I saw [Insert patient name] (Only include if explicitly mentioned in the transcript, contextual notes or clinical note; otherwise omit completely) on the [Insert date of consultation] (Only include if explicitly mentioned in the transcript, contextual notes or clinical note; otherwise omit completely).
[Insert patient name] (Only include if explicitly mentioned in the transcript, contextual notes or clinical note; otherwise omit completely) presented with [Insert medical complaints including reason for visit, symptoms, duration, aggravating factors, treatments performed, medications used, and conservative treatments used] (Only include if explicitly mentioned in the transcript, contextual notes or clinical note; otherwise omit completely.)
Medical conditions include:
[Insert list of medical conditions with ICD-10 codes in brackets] (Only include if explicitly mentioned in the transcript, contextual notes or clinical note; otherwise omit completely.)
Medication used:
[Insert medications used] (Only include if explicitly mentioned in the transcript, contextual notes or clinical note; otherwise omit completely.)
Social history:
[Insert smoking and alcohol history with ICD-10 codes] (Only include if explicitly mentioned in the transcript, contextual notes or clinical note; otherwise omit completely.)
Allergies:
[Insert allergies with ICD-10 codes in brackets] (Only include if explicitly mentioned in the transcript, contextual notes or clinical note; otherwise omit completely.)
Clinical examination performed on [Insert date of service] (Only include if explicitly mentioned in the transcript, contextual notes or clinical note; otherwise omit completely) showed [Insert clinical examination findings] (Only include if explicitly mentioned in the transcript, contextual notes or clinical note; otherwise omit completely.)
Radiological investigations performed included:
[Insert radiological investigations and findings] (Only include if explicitly mentioned in the transcript, contextual notes or clinical note; otherwise omit completely.)
The diagnosis of [Insert diagnosis with ICD-10 code] (Only include if explicitly mentioned in the transcript, contextual notes or clinical note; otherwise omit completely) was made, and the following treatment options were discussed:
[Insert treatment options discussed] (Only include if explicitly mentioned in the transcript, contextual notes or clinical note; otherwise omit completely.)
The decision was made to:
[Insert treatment plan] (Only include if explicitly mentioned in the transcript, contextual notes or clinical note; otherwise omit completely.)
If you have any enquiries, please feel free to contact us.
Once again, thank you for the referral.
Kind regards,
[Insert clinician title, name and surname] (Only include if explicitly mentioned in the transcript, contextual notes or clinical note; otherwise omit completely.)
[Insert clinician specialty] (Only include if explicitly mentioned in the transcript, contextual notes or clinical note; otherwise omit completely.)
[Insert clinician registration numbers] (Only include if explicitly mentioned in the transcript, contextual notes or clinical note; otherwise omit completely.)
(For each section, only include if explicitly mentioned in the transcript or contextual notes; otherwise omit the section entirely.
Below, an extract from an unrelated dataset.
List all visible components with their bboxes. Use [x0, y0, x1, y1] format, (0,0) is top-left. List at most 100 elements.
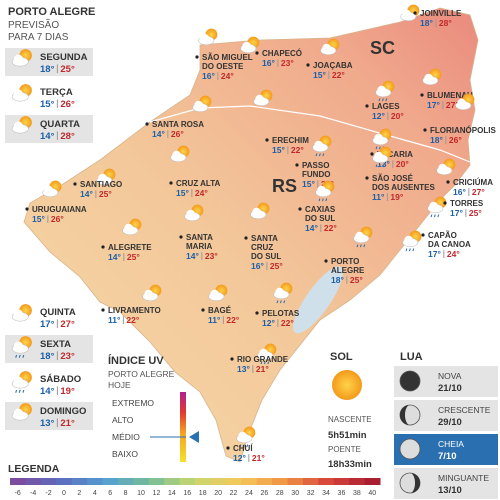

Never come up with your own patient details, medical history, symptoms, diagnoses, examination findings, investigations, treatment options, or plans. Use only the transcript, contextual notes, or clinical note as the source of truth. If any information related to a placeholder has not been explicitly mentioned, do not state that it is missing—simply omit the placeholder or section entirely. Add ICD-10 codes only when explicitly provided in the source material.)